The World Health Organization has said vaccine passports should not be required for international travel.
The global health agency made the statement because it found there are still “critical unknowns regarding the efficacy of vaccination in reducing transmission”.
Its latest position paper states: “At the present time, it is WHO’s position that national authorities and conveyance operators should not introduce requirements of proof of COVID-19 vaccination for international travel as a condition for departure or entry.”
“National authorities should choose public health interventions that least infringe on individual freedom of movement,” the WHO said.
“In the context of unequal vaccine distribution, individuals who do not have access to an authorized COVID-19 vaccine would be unfairly impeded in their freedom of movement if proof of vaccination status became a condition for entry to or exit from a country.”
The paper claims that scarce vaccines could be taken away from vulnerable people if vaccination passports become essential for travellers, whilst the authors also advise that inoculated travellers should not be excepted from PCR testing requirements when visiting a country.
Ireland’s Minister for Health Stephen Donnelly has said the government is currently discussing the possibility of introducing vaccination passports, but had told the media he was waiting on advice from international experts.
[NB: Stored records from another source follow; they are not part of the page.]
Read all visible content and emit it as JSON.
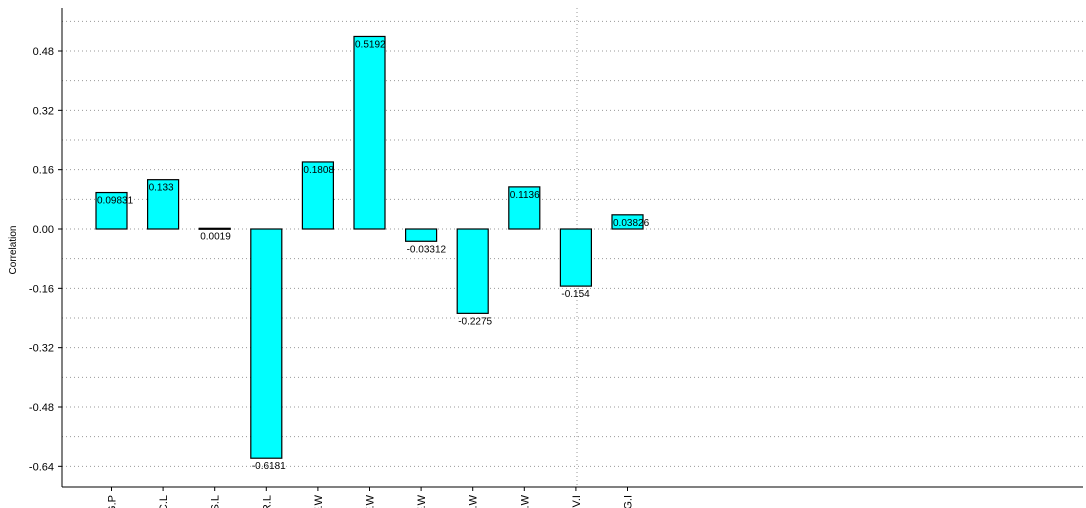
{
  "chart_data": {
    "type": "bar",
    "categories": [
      "G.P",
      "C.L",
      "S.L",
      "R.L",
      "F.W",
      "F.W",
      "F.W",
      "D.W",
      "D.W",
      "V.I",
      "G.I"
    ],
    "values": [
      0.09831,
      0.133,
      0.0019,
      -0.6181,
      0.1808,
      0.5192,
      -0.03312,
      -0.2275,
      0.1136,
      -0.154,
      0.03826
    ],
    "value_labels": [
      "0.09831",
      "0.133",
      "0.0019",
      "-0.6181",
      "0.1808",
      "0.5192",
      "-0.03312",
      "-0.2275",
      "0.1136",
      "-0.154",
      "0.03826"
    ],
    "title": "",
    "xlabel": "",
    "ylabel": "Correlation",
    "ylim": [
      -0.7,
      0.6
    ],
    "yticks": [
      0.48,
      0.32,
      0.16,
      0.0,
      -0.16,
      -0.32,
      -0.48,
      -0.64
    ],
    "ytick_labels": [
      "0.48",
      "0.32",
      "0.16",
      "0.00",
      "-0.16",
      "-0.32",
      "-0.48",
      "-0.64"
    ],
    "grid": true,
    "legend": "none",
    "bar_color": "#00ffff",
    "bar_edge_color": "#000000"
  }
}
EU leaders are expected to finalise plans for a vaccine-passport system later today, although it remains to be seen what impact the latest WHO statement will have.
“We call for work to continue on a common approach to vaccination certificates,” a draft statement by EU leaders says, according to Reuters.
Some EU officials fear citizens will claim their right to freedom of movement has been infringed in the absence of available vaccines, whilst they also await more information on the transmissibility of the virus following inoculation.
Officials in Brussels have been working with the WHO and International Air Transport Association in order to assess the best approach going forward.